Владимир унаследовал скорее черты отца – средний рост, густые темные волосы, голубые глаза. Он мог по праву считаться в меру симпатичным молодым человеком, особенно когда с годами прошли юношеские пухлость и нескладность, придававшие ему одно время сходство с толстовским Пьером Безуховым. Но его старшему брату досталась резкая балканская красота матери. Когда Корсаковы оказывались вместе на балу или званом обеде, все женское внимание безраздельно доставалось Петру, заставляя Владимира в раздражении сидеть за столом и заедать обиду. Что, собственно, и объясняло его юношескую пухлость.
– Где были твои родственные наставления, когда я, на свою голову, согласился найти Стасевича?
– О, я был уверен, что ты справишься! – беспечно махнул рукой Петр. – К тому же это был твой первый самостоятельный концерт. Можно сказать – боевое крещение. Я решил не мешать.
– А теперь ты считаешь, что я не справлюсь?
– Я считаю, – посерьезнел старший брат, – что погоня за Стасевичем толкнула тебя на путь, откуда нет возврата. Допустим, тебе нужно было вновь почувствовать азарт погони. Но в первую очередь стоило бы задуматься, чего эта стезя может стоить. Если ты хочешь продолжать – то теперь уже прекрасно знаешь, с чем столкнешься. Если, конечно, тебе нужны были напоминания. Еще есть время отказаться. Поручение жандармов – это следующий шаг. Почти окончательный. Сделаешь его – и во всем, что последует дальше, будешь виноват ты, и только ты один. Тогда, на Балканах, со мной и отцом, ты впервые увидел, что таится по ту сторону порога. Затем – снова, когда заглянул в картину Стасевича. И мы оба знаем, чем может обернуться жандармское поручение. Как думаешь, сколько раз тебе будет везти, пока что-то с той стороны не посмотрит на тебя в ответ?
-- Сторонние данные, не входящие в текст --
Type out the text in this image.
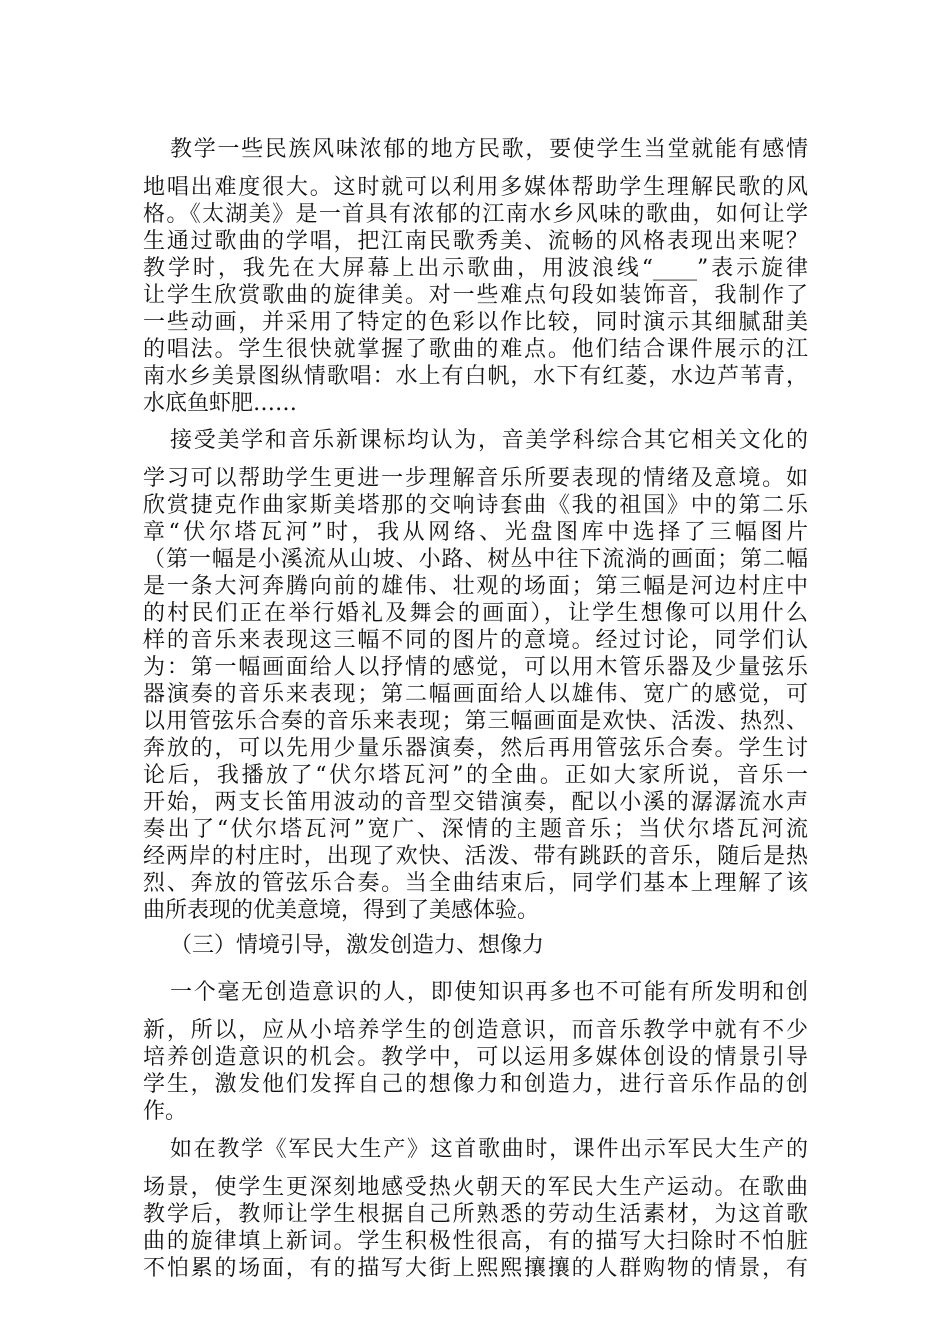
教学一些民族风味浓郁的地方民歌，要使学生当堂就能有感情
地唱出难度很大。这时就可以利用多媒体帮助学生理解民歌的风
格。《太湖美》是一首具有浓郁的江南水乡风味的歌曲，如何让学
生通过歌曲的学唱，把江南民歌秀美、流畅的风格表现出来呢？
教学时，我先在大屏幕上出示歌曲，用波浪线“____”表示旋律
让学生欣赏歌曲的旋律美。对一些难点句段如装饰音，我制作了
一些动画，并采用了特定的色彩以作比较，同时演示其细腻甜美
的唱法。学生很快就掌握了歌曲的难点。他们结合课件展示的江
南水乡美景图纵情歌唱：水上有白帆，水下有红菱，水边芦苇青，
水底鱼虾肥……
接受美学和音乐新课标均认为，音美学科综合其它相关文化的
学习可以帮助学生更进一步理解音乐所要表现的情绪及意境。如
欣赏捷克作曲家斯美塔那的交响诗套曲《我的祖国》中的第二乐
章“伏尔塔瓦河”时，我从网络、光盘图库中选择了三幅图片
（第一幅是小溪流从山坡、小路、树丛中往下流淌的画面；第二幅
是一条大河奔腾向前的雄伟、壮观的场面；第三幅是河边村庄中
的村民们正在举行婚礼及舞会的画面），让学生想像可以用什么
样的音乐来表现这三幅不同的图片的意境。经过讨论，同学们认
为：第一幅画面给人以抒情的感觉，可以用木管乐器及少量弦乐
器演奏的音乐来表现；第二幅画面给人以雄伟、宽广的感觉，可
以用管弦乐合奏的音乐来表现；第三幅画面是欢快、活泼、热烈、
奔放的，可以先用少量乐器演奏，然后再用管弦乐合奏。学生讨
论后，我播放了“伏尔塔瓦河”的全曲。正如大家所说，音乐一
开始，两支长笛用波动的音型交错演奏，配以小溪的潺潺流水声
奏出了“伏尔塔瓦河”宽广、深情的主题音乐；当伏尔塔瓦河流
经两岸的村庄时，出现了欢快、活泼、带有跳跃的音乐，随后是热
烈、奔放的管弦乐合奏。当全曲结束后，同学们基本上理解了该
曲所表现的优美意境，得到了美感体验。
（三）情境引导，激发创造力、想像力
一个毫无创造意识的人，即使知识再多也不可能有所发明和创
新，所以，应从小培养学生的创造意识，而音乐教学中就有不少
培养创造意识的机会。教学中，可以运用多媒体创设的情景引导
学生，激发他们发挥自己的想像力和创造力，进行音乐作品的创
作。
如在教学《军民大生产》这首歌曲时，课件出示军民大生产的
场景，使学生更深刻地感受热火朝天的军民大生产运动。在歌曲
教学后，教师让学生根据自己所熟悉的劳动生活素材，为这首歌
曲的旋律填上新词。学生积极性很高，有的描写大扫除时不怕脏
不怕累的场面，有的描写大街上熙熙攘攘的人群购物的情景，有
– Твои советы, как всегда, бесполезны и запоздалы, – грустно покачал головой Корсаков-младший. – Думаю, не стоит тебе говорить, чтобы ты уходил так же, как пришел.
Не дожидаясь ответа, он вышел из квартиры и сбежал по лестнице.
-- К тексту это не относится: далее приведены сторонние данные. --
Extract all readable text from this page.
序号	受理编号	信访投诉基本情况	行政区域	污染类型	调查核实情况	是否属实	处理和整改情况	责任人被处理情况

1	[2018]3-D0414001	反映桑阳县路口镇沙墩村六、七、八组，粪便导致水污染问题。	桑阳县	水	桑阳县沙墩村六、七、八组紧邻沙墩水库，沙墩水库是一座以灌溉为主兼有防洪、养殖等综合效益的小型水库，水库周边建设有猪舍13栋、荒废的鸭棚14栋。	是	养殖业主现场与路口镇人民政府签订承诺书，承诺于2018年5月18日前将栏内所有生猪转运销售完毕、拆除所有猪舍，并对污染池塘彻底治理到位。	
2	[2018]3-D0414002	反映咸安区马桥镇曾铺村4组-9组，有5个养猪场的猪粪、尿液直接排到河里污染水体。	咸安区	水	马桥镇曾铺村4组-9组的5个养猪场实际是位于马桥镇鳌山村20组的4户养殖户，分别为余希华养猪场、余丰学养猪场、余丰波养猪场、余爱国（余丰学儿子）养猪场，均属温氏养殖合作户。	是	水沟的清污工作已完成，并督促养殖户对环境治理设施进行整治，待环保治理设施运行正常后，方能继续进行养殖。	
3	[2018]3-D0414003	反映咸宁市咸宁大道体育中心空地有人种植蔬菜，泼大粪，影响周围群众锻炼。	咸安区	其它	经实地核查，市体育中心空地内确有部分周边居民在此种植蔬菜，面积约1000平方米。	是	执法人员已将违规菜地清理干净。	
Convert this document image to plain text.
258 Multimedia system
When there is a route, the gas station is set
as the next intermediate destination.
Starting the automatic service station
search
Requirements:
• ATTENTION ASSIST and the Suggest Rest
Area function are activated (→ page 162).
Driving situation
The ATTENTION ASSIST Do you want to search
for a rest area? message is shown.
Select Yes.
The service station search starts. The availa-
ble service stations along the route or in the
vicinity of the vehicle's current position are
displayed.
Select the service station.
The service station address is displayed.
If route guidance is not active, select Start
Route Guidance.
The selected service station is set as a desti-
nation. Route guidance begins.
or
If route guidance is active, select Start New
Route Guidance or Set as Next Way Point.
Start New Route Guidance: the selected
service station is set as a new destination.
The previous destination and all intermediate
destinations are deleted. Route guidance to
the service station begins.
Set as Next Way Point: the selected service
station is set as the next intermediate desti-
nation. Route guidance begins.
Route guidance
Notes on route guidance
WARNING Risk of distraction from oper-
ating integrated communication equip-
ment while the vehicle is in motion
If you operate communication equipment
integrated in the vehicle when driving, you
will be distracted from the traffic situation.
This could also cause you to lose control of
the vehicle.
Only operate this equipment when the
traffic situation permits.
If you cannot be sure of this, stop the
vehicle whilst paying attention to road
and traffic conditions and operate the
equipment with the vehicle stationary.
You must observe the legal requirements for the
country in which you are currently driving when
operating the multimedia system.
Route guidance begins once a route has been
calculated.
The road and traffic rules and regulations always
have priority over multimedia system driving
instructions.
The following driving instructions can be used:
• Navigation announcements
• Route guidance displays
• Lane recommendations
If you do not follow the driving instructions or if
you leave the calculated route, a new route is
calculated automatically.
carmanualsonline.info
– Как-то вы долго для одного саквояжа, – заметил Постольский, переминавшийся с ноги на ногу у входа. Зонт не спасал поручика от ветра и брызг дождя, но ожидать в экипаже ему не позволяли представления о службе.
– Mieux vaut bonne attente que mauvaise hâte [16], – раздраженно бросил Корсаков. – Будьте любезны!
Саквояж он мстительно вручил Постольскому. Пусть потаскает, раз уж жандармам потребовалась его помощь.
Экипаж, обогнув собор, вновь вывернул на Литейный. Вдоль проспекта, служившего одной из главных магистралей столицы, тянулись вереницы доходных домов и магазинов, мелькнули училище ордена Святой Екатерины и растянувшийся напротив массивный корпус Мариинской больницы.
Всю дорогу поручик старательно смотрел в окно, но нервно постукивающий по полу носок жандармского ботинка подсказывал Корсакову, что Постольский отчаянно хочет задать ему какой-то вопрос. И, судя по всему, скоро его терпение иссякнет. Произошло это, когда экипаж свернул с Литейного проспекта на Невский.
– Владимир Николаевич, не сочтите за назойливость, но мне было сказано, что вы выступите партикулярным консультантом [17], – наконец начал Постольский. – Вот только ни словом не обмолвились про область ваших, э-э-э… консультаций.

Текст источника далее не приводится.